This is a reference implementation of the weather application's frontend for the 2nd attempt of the "Software Management II" course at the Hochschule Burgenland in WS2024. It solely acts as a reference, not as a complete implementation, and it is not expected by students to produce a similar implementation.
The OpenAPI specification can be found in the backend repository.
See src/config/api.ts for all available and default configuration options. To run the frontend successfully, you need to provide the following environment variables (development/build time):
VITE_BACKEND_API_URL
: The URL of the backend API.VITE_METAR_API_URL
: The URL of the METAR API.VITE_AVWX_API_KEY
: The API key for the Aviation Weather Rest API in the formatToken avwx-api-key
. The value will be used in theAuthorization
header when calling the API.
The service is implemented in Node.js using the Vue and Quasar frameworks.
The code quality is ensured by the following tools:
- ESLint for JavaScript linting
- Vitest with v8 Coverage for code coverage
- NPM Audit for dependency security
- Conform for commit message linting
- CycloneDX for software bill of materials generation
- Grype for software bill of materials scanning
- Renovate for dependency updates
To run the tests, run the following command:
yarn test:unit:ci
yarn test:e2e:ci
To run the linting checks, run the following command:
# eslint with coverage
yarn lint
# you can fix some issues automatically
yarn fix
To generate the software bill of materials, run the following command:
yarn cyclonedx
grype sbom:.quasar/sbom.json
To run the service, run the following command:
yarn dev
To build the service, run the following command:
yarn build
Commit messages must adhere to the Conventional Commits specification.
To lint the commit messages, run the following command:
conform enforce
You can also use Commitizen to create commit messages:
cz commit
The GitHub Actions workflows ensure that all code quality checks pass and that the code is deployable.
The release workflow creates a new release with publishing the SBOM of the release and its build provenance.
After building the application, the distribution files are located in dist/spa.
You can find the deployment scripts in deploy.
Note: If deploying to the
us-east-1
region, remove the--create-bucket-configuration
parameter as this region is the default location constraint.
# deploy to an Amazon S3 Bucket with Website Hosting
./deploy/aws-s3-website.sh <BUCKET_NAME> <AWS_REGION> <CACHE_TIME>
# deploy to an Amazon CloudFront Distribution with an Amazon S3 Bucket as the origin
./deploy/cloudfront-s3.sh <BUCKET_NAME> <AWS_REGION> <CACHE_TIME> <AWS_ACCOUNT_ID>
- This project served as an experiment with GitHub Copilot (Anthropic Claude 3.5 Sonnet) creating approximately over 90% of the code, including tests and most code documentation.

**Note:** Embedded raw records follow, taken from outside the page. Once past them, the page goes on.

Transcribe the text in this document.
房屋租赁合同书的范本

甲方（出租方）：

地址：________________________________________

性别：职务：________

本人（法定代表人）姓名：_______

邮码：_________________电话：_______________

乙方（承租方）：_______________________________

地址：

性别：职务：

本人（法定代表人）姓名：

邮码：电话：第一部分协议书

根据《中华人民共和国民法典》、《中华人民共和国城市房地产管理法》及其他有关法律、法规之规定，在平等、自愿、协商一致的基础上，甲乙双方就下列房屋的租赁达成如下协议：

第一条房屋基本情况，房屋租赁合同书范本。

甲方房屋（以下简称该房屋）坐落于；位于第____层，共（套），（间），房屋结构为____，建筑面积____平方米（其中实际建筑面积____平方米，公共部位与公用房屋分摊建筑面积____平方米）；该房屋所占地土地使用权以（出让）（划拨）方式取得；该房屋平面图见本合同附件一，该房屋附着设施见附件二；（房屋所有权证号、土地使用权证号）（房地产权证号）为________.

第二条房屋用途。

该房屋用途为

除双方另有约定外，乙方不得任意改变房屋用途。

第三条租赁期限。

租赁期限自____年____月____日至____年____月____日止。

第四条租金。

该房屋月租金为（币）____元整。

- Some workflow steps are allowed to fail due to the repository being private and not having access to certain security features.
- The workflow does not store the artifacts of the release build. If necessary, you can add the
actions/upload-artifact
action to the workflow. - Features have been added, modified, or removed to showcase specific aspects of the implementation and software management.